A good business plan will include exactly why you got into the business and how long you’ve been at it. You’ll also often find a detailed SWOT analysis, a thorough evaluation of the market and your marketing, as well as a tidy description of your financials including current streams of revenue, assets and liabilities, as well as projected growth. In other words, a business plan includes everything investors are looking for – that’s great for start-ups and wonderful if you’re looking to secure a bit more funding for a new project or to accelerate growth in an already established business.
They Help You Plan for the Future
Business plans enable you to look holistically at all of the elements that are essential to your business’s operation. This allows you to detect potential problem areas as well as areas where you can grow – in other words, it sets you up for the future. You can use your business plan as a step towards creating a business continuity plan which enables you to keep operating even after natural disasters or other serious setbacks.
You can also use your business plan in order to monitor financial trends, from big to small. In your budget, you might notice that you regularly need to buy more pens and pencils, or that you constantly need heating and cooling repair. To mitigate these costs, you could buy more office supplies in bulk or consider investing in a new heating or cooling unit – when you have the complete picture, it’s easier to mitigate risk and eliminate unnecessary overhead.
They Help You Understand Your Business Now
The role of the CEO is rapidly changing; whether you have an official C-suite title or you’re running a business under your own name, the buck stops at you. There’s a lot to know about any business, and you want to know as much of it as possible so you can make the best decisions. That means getting on the floor and talking to front-line employees, your production team, various stakeholders – whomever you can. Another effective way of knowing all there is to know about your business is – you guessed it – creating a comprehensive business plan. You’ll need to talk to a lot of stakeholders to create a plan and that will give you a great idea of where you are and where you want to go. What’s more, you’ll be able to assess what your current liabilities and assets are – this can help you get the right kind of professional business insurance, because you’ll know exactly what the total value of your business is, and what needs to be insured.

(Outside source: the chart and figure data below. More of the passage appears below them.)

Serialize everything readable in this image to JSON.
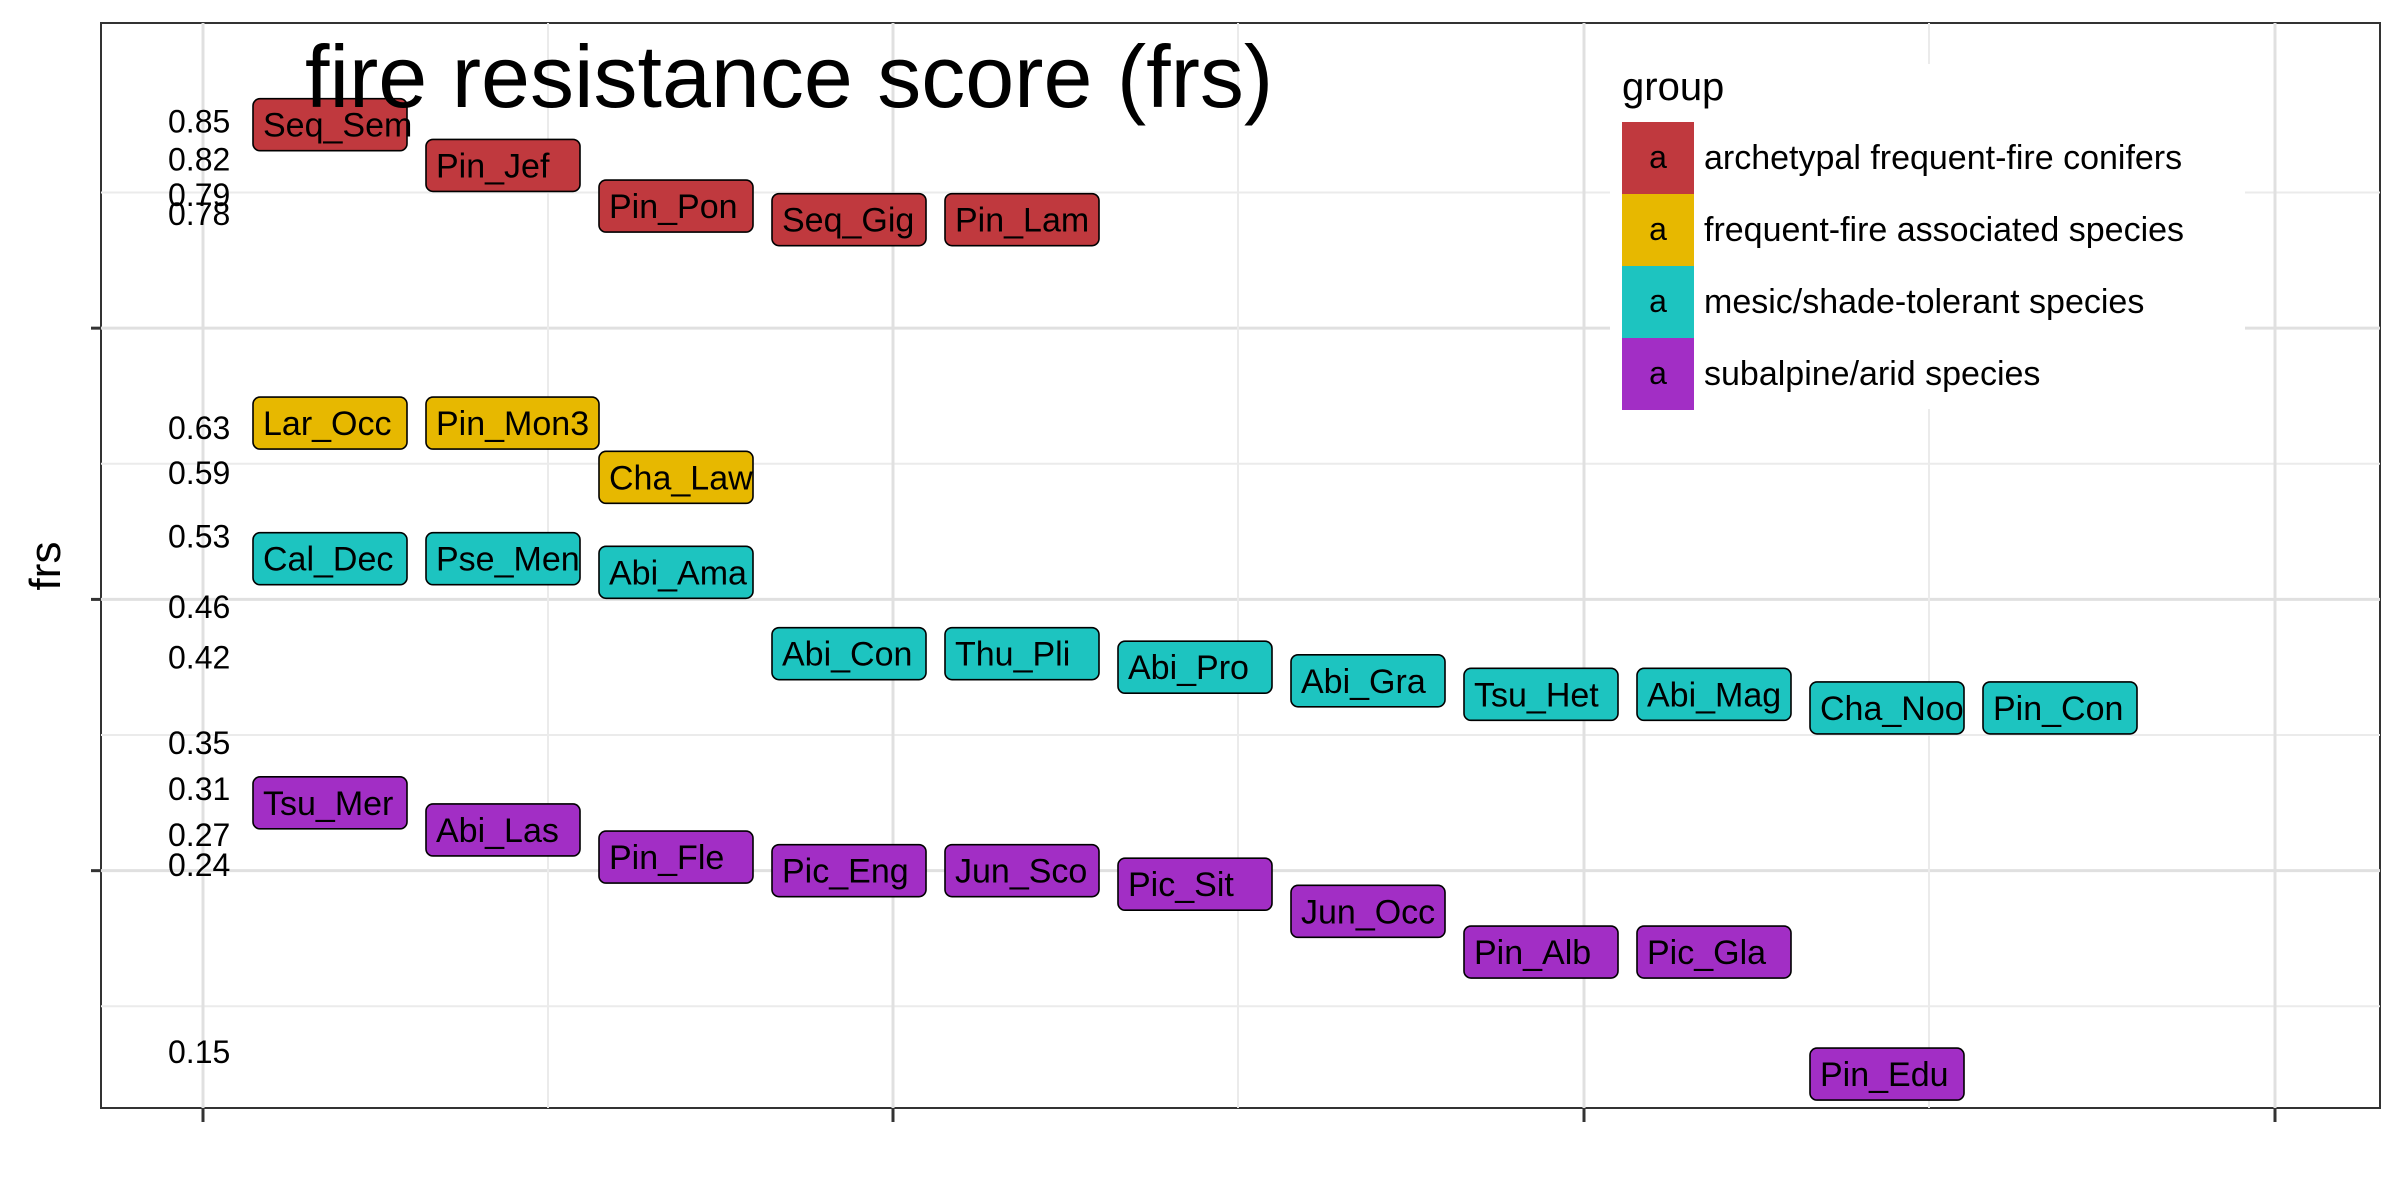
{
  "chart_data": {
    "type": "scatter",
    "title": "fire resistance score (frs)",
    "ylabel": "frs",
    "xlabel": "",
    "ylim": [
      0.125,
      0.925
    ],
    "yticks": [
      0.3,
      0.5,
      0.7
    ],
    "grid": true,
    "legend": {
      "title": "group",
      "position": "top-right",
      "key_glyph": "a",
      "items": [
        {
          "group": "archetypal frequent-fire conifers",
          "color": "#C0393E"
        },
        {
          "group": "frequent-fire associated species",
          "color": "#E7B800"
        },
        {
          "group": "mesic/shade-tolerant species",
          "color": "#1DC4C0"
        },
        {
          "group": "subalpine/arid species",
          "color": "#A22EC5"
        }
      ]
    },
    "y_value_labels": [
      "0.85",
      "0.82",
      "0.79",
      "0.78",
      "0.63",
      "0.59",
      "0.53",
      "0.46",
      "0.42",
      "0.35",
      "0.31",
      "0.27",
      "0.24",
      "0.15"
    ],
    "points": [
      {
        "label": "Seq_Sem",
        "rank": 1,
        "frs": 0.85,
        "group": "archetypal frequent-fire conifers"
      },
      {
        "label": "Pin_Jef",
        "rank": 2,
        "frs": 0.82,
        "group": "archetypal frequent-fire conifers"
      },
      {
        "label": "Pin_Pon",
        "rank": 3,
        "frs": 0.79,
        "group": "archetypal frequent-fire conifers"
      },
      {
        "label": "Seq_Gig",
        "rank": 4,
        "frs": 0.78,
        "group": "archetypal frequent-fire conifers"
      },
      {
        "label": "Pin_Lam",
        "rank": 5,
        "frs": 0.78,
        "group": "archetypal frequent-fire conifers"
      },
      {
        "label": "Lar_Occ",
        "rank": 1,
        "frs": 0.63,
        "group": "frequent-fire associated species"
      },
      {
        "label": "Pin_Mon3",
        "rank": 2,
        "frs": 0.63,
        "group": "frequent-fire associated species"
      },
      {
        "label": "Cha_Law",
        "rank": 3,
        "frs": 0.59,
        "group": "frequent-fire associated species"
      },
      {
        "label": "Cal_Dec",
        "rank": 1,
        "frs": 0.53,
        "group": "mesic/shade-tolerant species"
      },
      {
        "label": "Pse_Men",
        "rank": 2,
        "frs": 0.53,
        "group": "mesic/shade-tolerant species"
      },
      {
        "label": "Abi_Ama",
        "rank": 3,
        "frs": 0.52,
        "group": "mesic/shade-tolerant species"
      },
      {
        "label": "Abi_Con",
        "rank": 4,
        "frs": 0.46,
        "group": "mesic/shade-tolerant species"
      },
      {
        "label": "Thu_Pli",
        "rank": 5,
        "frs": 0.46,
        "group": "mesic/shade-tolerant species"
      },
      {
        "label": "Abi_Pro",
        "rank": 6,
        "frs": 0.45,
        "group": "mesic/shade-tolerant species"
      },
      {
        "label": "Abi_Gra",
        "rank": 7,
        "frs": 0.44,
        "group": "mesic/shade-tolerant species"
      },
      {
        "label": "Tsu_Het",
        "rank": 8,
        "frs": 0.43,
        "group": "mesic/shade-tolerant species"
      },
      {
        "label": "Abi_Mag",
        "rank": 9,
        "frs": 0.43,
        "group": "mesic/shade-tolerant species"
      },
      {
        "label": "Cha_Noo",
        "rank": 10,
        "frs": 0.42,
        "group": "mesic/shade-tolerant species"
      },
      {
        "label": "Pin_Con",
        "rank": 11,
        "frs": 0.42,
        "group": "mesic/shade-tolerant species"
      },
      {
        "label": "Tsu_Mer",
        "rank": 1,
        "frs": 0.35,
        "group": "subalpine/arid species"
      },
      {
        "label": "Abi_Las",
        "rank": 2,
        "frs": 0.33,
        "group": "subalpine/arid species"
      },
      {
        "label": "Pin_Fle",
        "rank": 3,
        "frs": 0.31,
        "group": "subalpine/arid species"
      },
      {
        "label": "Pic_Eng",
        "rank": 4,
        "frs": 0.3,
        "group": "subalpine/arid species"
      },
      {
        "label": "Jun_Sco",
        "rank": 5,
        "frs": 0.3,
        "group": "subalpine/arid species"
      },
      {
        "label": "Pic_Sit",
        "rank": 6,
        "frs": 0.29,
        "group": "subalpine/arid species"
      },
      {
        "label": "Jun_Occ",
        "rank": 7,
        "frs": 0.27,
        "group": "subalpine/arid species"
      },
      {
        "label": "Pin_Alb",
        "rank": 8,
        "frs": 0.24,
        "group": "subalpine/arid species"
      },
      {
        "label": "Pic_Gla",
        "rank": 9,
        "frs": 0.24,
        "group": "subalpine/arid species"
      },
      {
        "label": "Pin_Edu",
        "rank": 10,
        "frs": 0.15,
        "group": "subalpine/arid species"
      }
    ]
  }
}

Of course, you’re not the only person who is making decisions in your business – whether you’ve got a number of teams and managers, or you only have a few employees, giving others access to the business plan can help them make informed decisions. Your business plan will clearly delineate the managerial structure of the business so everyone will know what their responsibilities are. What’s more, you can let managers and employees know about the grand strategy so they better understand their own individual goals within the big picture.
They Help You Communicate
Everything we’ve talked about so far, more or less, leads up to this – business plans help you communicate exactly what your business is – to yourself and to others. Now, there’s advantages to doing that with potential investors and employees, no doubt, but it can also be helpful to communicate with others in the business world. You can take your business plan to someone with experience in the industry, like an advisor, in order to get a better idea of how to move forward. You can even bring your business plan to friends and family in order to get outside input on the business. Outside-in strategies can be quite an effective way of motivating business growth and that means getting input from all different types of stakeholders in your market.

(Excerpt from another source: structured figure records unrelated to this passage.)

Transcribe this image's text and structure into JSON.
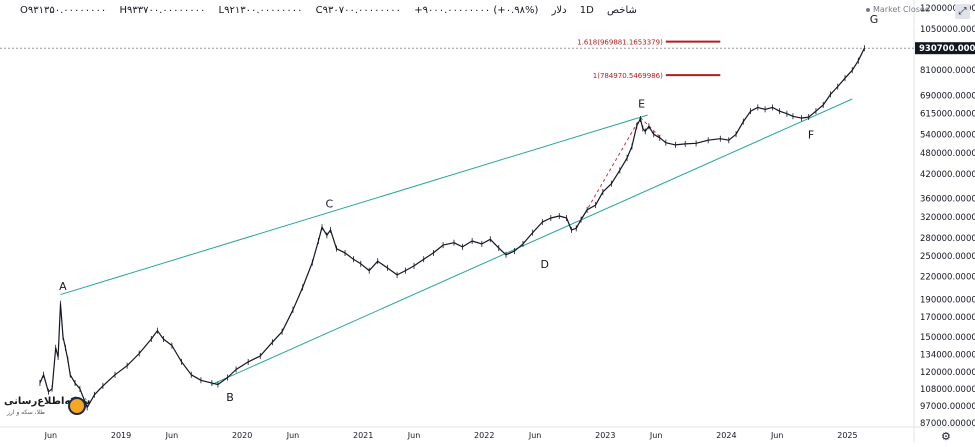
{
  "header": {
    "symbol": "شاخص",
    "interval": "1D",
    "currency": "دلار",
    "open": "O۹۳۱۳۵۰.۰۰۰۰۰۰۰۰",
    "high": "H۹۳۳۷۰۰.۰۰۰۰۰۰۰۰",
    "low": "L۹۲۱۳۰۰.۰۰۰۰۰۰۰۰",
    "close": "C۹۳۰۷۰۰.۰۰۰۰۰۰۰۰",
    "change": "+۹۰۰۰.۰۰۰۰۰۰۰۰ (+۰.۹۸%)",
    "market_status": "Market Closed"
  },
  "logo": {
    "name": "شبکه‌اطلاع‌رسانی",
    "sub": "طلا، سکه و ارز"
  },
  "chart_data": {
    "type": "line",
    "price_scale": {
      "ticks": [
        1200000,
        1050000,
        930700,
        810000,
        690000,
        615000,
        540000,
        480000,
        420000,
        360000,
        320000,
        280000,
        250000,
        220000,
        190000,
        170000,
        150000,
        134000,
        120000,
        108000,
        97000,
        87000
      ],
      "tick_labels": [
        "1200000.00000000",
        "1050000.00000000",
        "930700.00000000",
        "810000.00000000",
        "690000.00000000",
        "615000.00000000",
        "540000.00000000",
        "480000.00000000",
        "420000.00000000",
        "360000.00000000",
        "320000.00000000",
        "280000.00000000",
        "250000.00000000",
        "220000.00000000",
        "190000.00000000",
        "170000.00000000",
        "150000.00000000",
        "134000.00000000",
        "120000.00000000",
        "108000.00000000",
        "97000.00000000",
        "87000.00000000"
      ],
      "last_price": 930700,
      "last_price_label": "930700.00000000"
    },
    "time_scale": {
      "ticks": [
        2018.42,
        2019.0,
        2019.42,
        2020.0,
        2020.42,
        2021.0,
        2021.42,
        2022.0,
        2022.42,
        2023.0,
        2023.42,
        2024.0,
        2024.42,
        2025.0
      ],
      "tick_labels": [
        "Jun",
        "2019",
        "Jun",
        "2020",
        "Jun",
        "2021",
        "Jun",
        "2022",
        "Jun",
        "2023",
        "Jun",
        "2024",
        "Jun",
        "2025"
      ],
      "range": [
        2018.0,
        2025.55
      ]
    },
    "price_path": [
      [
        2018.33,
        112000
      ],
      [
        2018.36,
        118000
      ],
      [
        2018.4,
        106000
      ],
      [
        2018.43,
        108000
      ],
      [
        2018.46,
        140000
      ],
      [
        2018.48,
        132000
      ],
      [
        2018.5,
        185000
      ],
      [
        2018.52,
        150000
      ],
      [
        2018.54,
        140000
      ],
      [
        2018.56,
        130000
      ],
      [
        2018.58,
        118000
      ],
      [
        2018.62,
        112000
      ],
      [
        2018.66,
        108000
      ],
      [
        2018.72,
        96000
      ],
      [
        2018.78,
        104000
      ],
      [
        2018.85,
        110000
      ],
      [
        2018.95,
        118000
      ],
      [
        2019.05,
        125000
      ],
      [
        2019.15,
        135000
      ],
      [
        2019.25,
        148000
      ],
      [
        2019.3,
        156000
      ],
      [
        2019.35,
        148000
      ],
      [
        2019.42,
        142000
      ],
      [
        2019.5,
        128000
      ],
      [
        2019.58,
        118000
      ],
      [
        2019.66,
        114000
      ],
      [
        2019.75,
        112000
      ],
      [
        2019.8,
        111000
      ],
      [
        2019.88,
        116000
      ],
      [
        2019.95,
        122000
      ],
      [
        2020.05,
        128000
      ],
      [
        2020.15,
        133000
      ],
      [
        2020.25,
        145000
      ],
      [
        2020.33,
        155000
      ],
      [
        2020.42,
        178000
      ],
      [
        2020.5,
        205000
      ],
      [
        2020.58,
        240000
      ],
      [
        2020.63,
        275000
      ],
      [
        2020.66,
        300000
      ],
      [
        2020.7,
        285000
      ],
      [
        2020.73,
        295000
      ],
      [
        2020.78,
        262000
      ],
      [
        2020.85,
        255000
      ],
      [
        2020.92,
        245000
      ],
      [
        2020.98,
        238000
      ],
      [
        2021.05,
        228000
      ],
      [
        2021.12,
        242000
      ],
      [
        2021.2,
        232000
      ],
      [
        2021.28,
        222000
      ],
      [
        2021.35,
        228000
      ],
      [
        2021.42,
        235000
      ],
      [
        2021.5,
        245000
      ],
      [
        2021.58,
        255000
      ],
      [
        2021.66,
        268000
      ],
      [
        2021.75,
        272000
      ],
      [
        2021.82,
        265000
      ],
      [
        2021.9,
        275000
      ],
      [
        2021.98,
        270000
      ],
      [
        2022.05,
        278000
      ],
      [
        2022.12,
        263000
      ],
      [
        2022.18,
        252000
      ],
      [
        2022.25,
        258000
      ],
      [
        2022.32,
        270000
      ],
      [
        2022.4,
        290000
      ],
      [
        2022.48,
        310000
      ],
      [
        2022.55,
        318000
      ],
      [
        2022.62,
        322000
      ],
      [
        2022.68,
        318000
      ],
      [
        2022.72,
        295000
      ],
      [
        2022.76,
        298000
      ],
      [
        2022.8,
        315000
      ],
      [
        2022.85,
        335000
      ],
      [
        2022.92,
        345000
      ],
      [
        2022.98,
        375000
      ],
      [
        2023.05,
        395000
      ],
      [
        2023.12,
        430000
      ],
      [
        2023.18,
        465000
      ],
      [
        2023.22,
        500000
      ],
      [
        2023.26,
        570000
      ],
      [
        2023.29,
        595000
      ],
      [
        2023.31,
        560000
      ],
      [
        2023.33,
        550000
      ],
      [
        2023.36,
        568000
      ],
      [
        2023.4,
        540000
      ],
      [
        2023.45,
        528000
      ],
      [
        2023.5,
        512000
      ],
      [
        2023.58,
        505000
      ],
      [
        2023.66,
        508000
      ],
      [
        2023.75,
        510000
      ],
      [
        2023.85,
        520000
      ],
      [
        2023.95,
        525000
      ],
      [
        2024.02,
        520000
      ],
      [
        2024.08,
        540000
      ],
      [
        2024.14,
        585000
      ],
      [
        2024.2,
        625000
      ],
      [
        2024.26,
        640000
      ],
      [
        2024.32,
        632000
      ],
      [
        2024.38,
        640000
      ],
      [
        2024.44,
        625000
      ],
      [
        2024.5,
        615000
      ],
      [
        2024.55,
        605000
      ],
      [
        2024.62,
        598000
      ],
      [
        2024.68,
        602000
      ],
      [
        2024.74,
        625000
      ],
      [
        2024.8,
        650000
      ],
      [
        2024.86,
        695000
      ],
      [
        2024.92,
        730000
      ],
      [
        2024.98,
        770000
      ],
      [
        2025.04,
        810000
      ],
      [
        2025.09,
        860000
      ],
      [
        2025.14,
        930700
      ]
    ],
    "annotations": [
      {
        "label": "A",
        "x": 2018.52,
        "y": 202000
      },
      {
        "label": "B",
        "x": 2019.9,
        "y": 100000
      },
      {
        "label": "C",
        "x": 2020.72,
        "y": 340000
      },
      {
        "label": "D",
        "x": 2022.5,
        "y": 232000
      },
      {
        "label": "E",
        "x": 2023.3,
        "y": 640000
      },
      {
        "label": "F",
        "x": 2024.7,
        "y": 525000
      },
      {
        "label": "G",
        "x": 2025.22,
        "y": 1090000
      }
    ],
    "trendlines": [
      {
        "name": "upper",
        "from": [
          2018.5,
          196000
        ],
        "to": [
          2023.35,
          610000
        ],
        "color": "#26a69a"
      },
      {
        "name": "lower",
        "from": [
          2019.75,
          111000
        ],
        "to": [
          2025.04,
          675000
        ],
        "color": "#26a69a"
      },
      {
        "name": "fib-leg",
        "from": [
          2022.76,
          298000
        ],
        "to": [
          2023.29,
          600000
        ],
        "color": "#d32f2f",
        "dashed": true
      },
      {
        "name": "fib-leg2",
        "from": [
          2023.29,
          600000
        ],
        "to": [
          2023.45,
          532000
        ],
        "color": "#d32f2f",
        "dashed": true
      }
    ],
    "fib_levels": [
      {
        "label": "1.618(969881.1653379)",
        "value": 969881,
        "x_from": 2023.5,
        "x_to": 2023.95,
        "color": "#b71c1c"
      },
      {
        "label": "1(784970.5469986)",
        "value": 784970,
        "x_from": 2023.5,
        "x_to": 2023.95,
        "color": "#b71c1c"
      }
    ],
    "colors": {
      "price": "#131722",
      "trend": "#26a69a",
      "fib": "#b71c1c",
      "axis_text": "#131722",
      "last_price_bg": "#131722"
    }
  }
}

Using your plan can also help you communicate key ideas to the rest of the business community, as well as give you the ability to compare your plan to what’s been revealed about the business plans of your competitors. Information, or the lack thereof, is the key of any grand strategy and a bit of choice information from your business plan, made public, can give you a lot of leverage.

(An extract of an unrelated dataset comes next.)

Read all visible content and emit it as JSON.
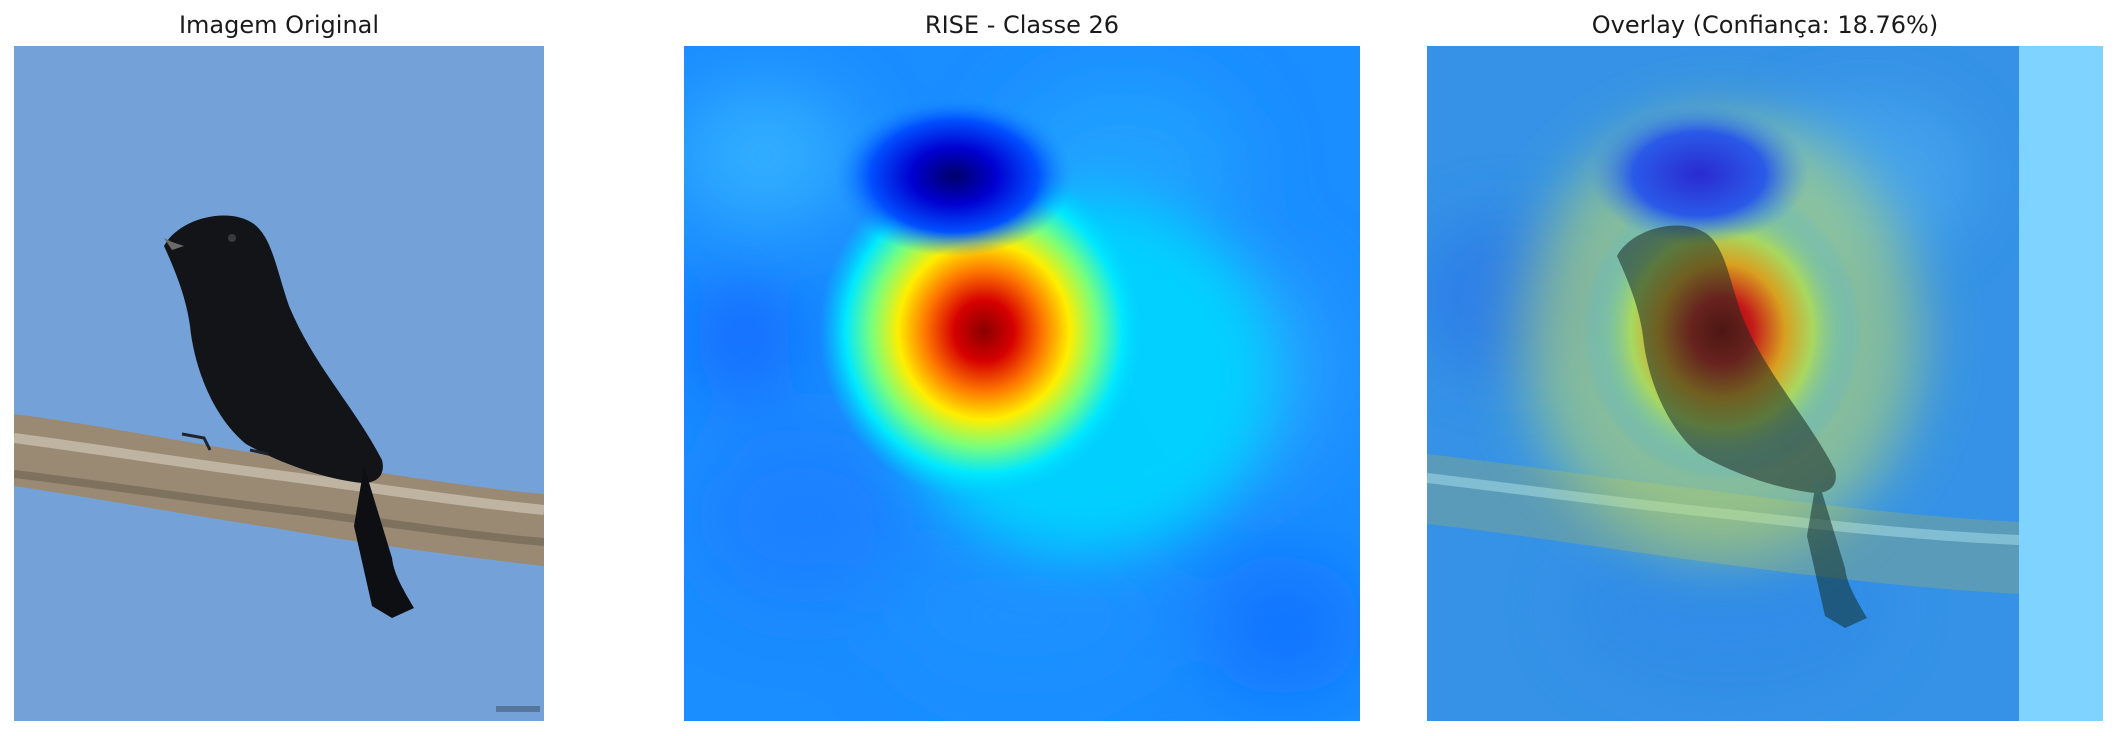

They Help You Define Success
You know where you are now, you know where you want to be in the future, and you’ve communicated your ideas to the people who need to know about them. What is your business plan doing? It’s creating a roadmap to success and it’s helping you get to where you need to go. You can use your business plan to set achievable goals and get feedback on the goals you set, reworking them if necessary with input from stakeholders. That’s why a good business plan is useful at all stages of a business, whether you’re just getting started or you’re looking to sell. No matter what success means to you, a business plan will help you define it – and get it.